Basic Low Involvement Low Return: At this level you’re simply locating possible deals for real estate investors. You’re not doing any deep research into the viability of the investment, instead simply giving them an address of a property that seems to be either vacant, in pre-foreclosure, or a bargain buy because the homeowner is in a distressed situation. At this level you’re basically just providing addresses and they’re just leads to the investor. They will give them a quick look, toss most of them, research a few, and maybe even act on one or more.
Of course, you’re not going to get paid a lot for this, but you’re not really spending any money, other than the vehicle cost to drive around and look for these opportunities. You may find an investor willing to pay you $25 or $50 each for these leads, but if you don’t deliver a good one now and then, your income stream will dry up. There is probably more hype about the opportunity for you at this level than there is true income, but there are investors willing to pay for leads like this.

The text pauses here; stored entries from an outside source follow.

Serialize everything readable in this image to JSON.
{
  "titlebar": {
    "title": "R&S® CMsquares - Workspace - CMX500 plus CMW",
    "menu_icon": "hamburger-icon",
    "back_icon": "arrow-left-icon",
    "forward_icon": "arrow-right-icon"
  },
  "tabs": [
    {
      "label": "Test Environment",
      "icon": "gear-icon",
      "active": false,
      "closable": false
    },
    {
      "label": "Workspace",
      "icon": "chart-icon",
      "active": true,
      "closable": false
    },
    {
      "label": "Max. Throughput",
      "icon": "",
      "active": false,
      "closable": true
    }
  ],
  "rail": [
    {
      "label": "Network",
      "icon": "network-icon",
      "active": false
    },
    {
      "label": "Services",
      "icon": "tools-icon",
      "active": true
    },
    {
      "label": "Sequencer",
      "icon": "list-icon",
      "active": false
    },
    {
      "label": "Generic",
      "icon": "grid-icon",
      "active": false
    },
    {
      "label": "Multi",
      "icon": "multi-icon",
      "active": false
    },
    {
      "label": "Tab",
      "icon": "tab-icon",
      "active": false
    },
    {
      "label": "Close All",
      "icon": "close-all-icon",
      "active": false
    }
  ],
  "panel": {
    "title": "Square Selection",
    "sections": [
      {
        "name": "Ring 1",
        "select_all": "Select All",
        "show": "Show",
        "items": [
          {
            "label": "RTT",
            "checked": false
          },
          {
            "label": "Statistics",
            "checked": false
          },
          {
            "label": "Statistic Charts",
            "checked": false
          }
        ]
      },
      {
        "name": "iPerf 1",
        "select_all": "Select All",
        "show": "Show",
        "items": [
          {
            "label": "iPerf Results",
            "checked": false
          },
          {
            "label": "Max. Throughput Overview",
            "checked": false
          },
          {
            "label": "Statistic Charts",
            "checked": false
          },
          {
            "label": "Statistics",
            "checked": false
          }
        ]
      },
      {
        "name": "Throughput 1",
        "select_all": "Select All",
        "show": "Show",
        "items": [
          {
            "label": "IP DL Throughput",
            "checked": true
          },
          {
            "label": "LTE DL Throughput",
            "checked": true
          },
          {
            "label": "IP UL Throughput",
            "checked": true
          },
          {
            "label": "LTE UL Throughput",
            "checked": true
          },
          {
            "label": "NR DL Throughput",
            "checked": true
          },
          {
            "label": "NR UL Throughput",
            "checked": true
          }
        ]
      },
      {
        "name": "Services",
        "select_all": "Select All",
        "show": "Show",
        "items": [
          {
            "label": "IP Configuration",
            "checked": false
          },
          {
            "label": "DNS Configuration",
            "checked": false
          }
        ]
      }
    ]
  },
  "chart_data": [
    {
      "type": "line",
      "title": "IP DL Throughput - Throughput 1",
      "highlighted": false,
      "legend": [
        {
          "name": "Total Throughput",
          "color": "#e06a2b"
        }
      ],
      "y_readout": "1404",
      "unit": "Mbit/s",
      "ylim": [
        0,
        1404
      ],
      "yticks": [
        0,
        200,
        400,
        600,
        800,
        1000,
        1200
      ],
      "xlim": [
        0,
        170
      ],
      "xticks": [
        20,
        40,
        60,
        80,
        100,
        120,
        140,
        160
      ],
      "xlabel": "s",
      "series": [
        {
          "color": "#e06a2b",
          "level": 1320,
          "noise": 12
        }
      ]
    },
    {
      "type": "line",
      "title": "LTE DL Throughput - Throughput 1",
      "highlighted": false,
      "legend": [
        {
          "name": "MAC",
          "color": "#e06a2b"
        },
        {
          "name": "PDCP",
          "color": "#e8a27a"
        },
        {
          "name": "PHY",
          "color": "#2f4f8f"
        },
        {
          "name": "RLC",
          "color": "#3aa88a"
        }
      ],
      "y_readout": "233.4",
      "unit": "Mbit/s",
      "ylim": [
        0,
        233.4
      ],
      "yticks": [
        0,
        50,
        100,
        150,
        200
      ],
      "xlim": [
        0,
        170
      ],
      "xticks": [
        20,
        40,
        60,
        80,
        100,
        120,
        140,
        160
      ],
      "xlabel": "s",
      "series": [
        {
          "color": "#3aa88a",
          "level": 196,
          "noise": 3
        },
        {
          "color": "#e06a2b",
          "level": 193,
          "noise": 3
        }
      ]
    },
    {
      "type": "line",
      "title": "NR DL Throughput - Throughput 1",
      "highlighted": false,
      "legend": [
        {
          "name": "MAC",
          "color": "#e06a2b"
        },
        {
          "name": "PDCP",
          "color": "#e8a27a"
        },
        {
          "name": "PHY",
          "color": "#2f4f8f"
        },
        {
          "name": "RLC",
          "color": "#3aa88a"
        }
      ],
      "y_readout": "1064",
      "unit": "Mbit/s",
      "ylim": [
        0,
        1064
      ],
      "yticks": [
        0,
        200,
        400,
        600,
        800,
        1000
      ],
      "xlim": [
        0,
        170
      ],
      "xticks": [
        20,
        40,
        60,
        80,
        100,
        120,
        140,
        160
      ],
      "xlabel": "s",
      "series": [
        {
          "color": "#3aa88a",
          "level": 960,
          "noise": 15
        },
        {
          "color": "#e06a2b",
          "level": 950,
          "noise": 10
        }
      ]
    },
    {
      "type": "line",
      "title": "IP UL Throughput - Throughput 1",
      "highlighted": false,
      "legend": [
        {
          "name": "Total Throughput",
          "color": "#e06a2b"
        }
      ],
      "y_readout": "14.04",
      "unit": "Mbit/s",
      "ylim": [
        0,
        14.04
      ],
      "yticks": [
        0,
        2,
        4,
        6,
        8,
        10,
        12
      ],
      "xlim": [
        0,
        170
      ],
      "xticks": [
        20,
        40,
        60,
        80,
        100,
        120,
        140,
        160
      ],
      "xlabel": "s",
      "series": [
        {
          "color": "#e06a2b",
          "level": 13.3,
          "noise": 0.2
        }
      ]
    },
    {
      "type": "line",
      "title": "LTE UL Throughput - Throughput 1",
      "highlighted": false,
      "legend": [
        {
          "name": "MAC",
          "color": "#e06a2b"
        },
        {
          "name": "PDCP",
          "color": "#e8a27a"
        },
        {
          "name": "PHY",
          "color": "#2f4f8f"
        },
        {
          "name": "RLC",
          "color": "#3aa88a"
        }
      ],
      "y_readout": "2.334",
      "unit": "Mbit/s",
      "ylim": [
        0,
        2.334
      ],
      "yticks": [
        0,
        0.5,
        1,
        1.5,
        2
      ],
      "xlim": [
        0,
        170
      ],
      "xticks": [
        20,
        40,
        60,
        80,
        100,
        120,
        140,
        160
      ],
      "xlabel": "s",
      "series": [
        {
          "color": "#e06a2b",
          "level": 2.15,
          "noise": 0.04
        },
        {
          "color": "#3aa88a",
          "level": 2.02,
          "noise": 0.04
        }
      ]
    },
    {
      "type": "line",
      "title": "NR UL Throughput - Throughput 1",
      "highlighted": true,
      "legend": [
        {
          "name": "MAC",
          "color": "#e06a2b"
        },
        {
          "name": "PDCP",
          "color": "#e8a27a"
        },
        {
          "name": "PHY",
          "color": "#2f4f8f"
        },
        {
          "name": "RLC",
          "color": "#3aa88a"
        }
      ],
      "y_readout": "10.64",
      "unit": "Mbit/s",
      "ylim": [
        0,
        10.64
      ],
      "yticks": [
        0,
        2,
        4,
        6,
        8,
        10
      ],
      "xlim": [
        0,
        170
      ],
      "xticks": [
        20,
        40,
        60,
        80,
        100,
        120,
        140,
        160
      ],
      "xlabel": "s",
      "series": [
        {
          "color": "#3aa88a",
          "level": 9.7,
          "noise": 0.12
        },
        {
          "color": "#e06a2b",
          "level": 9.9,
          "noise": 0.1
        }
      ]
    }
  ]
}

Do More Research – Earn More Money: There are partnerships between property locators and very active investors that could be called a bird dog relationship, but they’re much more than the basic lead-locator level activity. If you can become a really effective resource for investment opportunities that aren’t yet discovered by the competition, you could enter this more elite group. The other requirement is that you do more research, and even do some basic qualification of the property as a good candidate for a flip or long term rental investment.
One very effective team consists of an extremely active and well-capitalized investor who pays his property locator $1000 per deal! Of course, the investor has clearly outlined their criteria for properties, locations, and their desired profit margin. The locator person understands the math and valuation information required to determine what makes a good deal, and they do the research necessary to bring only really good opportunities to the investor. Two out of three or more of these deals get done, and the investor pays when they close.
In reality, you can probably count on a few hundred dollars in most cases, but it’s all about the requirements of the investor and your ability to bring them deals that their competition hasn’t discovered, allowing them to cut a great purchase deal and realize their profit goals.
So, the answer to the first part of the question in the title is that there is indeed a viable opportunity in becoming a bird dog for one or more active real estate investors. As for the second part, should you do it, that’s up to you? It’s a low level investment in dollars, but it will take some time and study to get involved.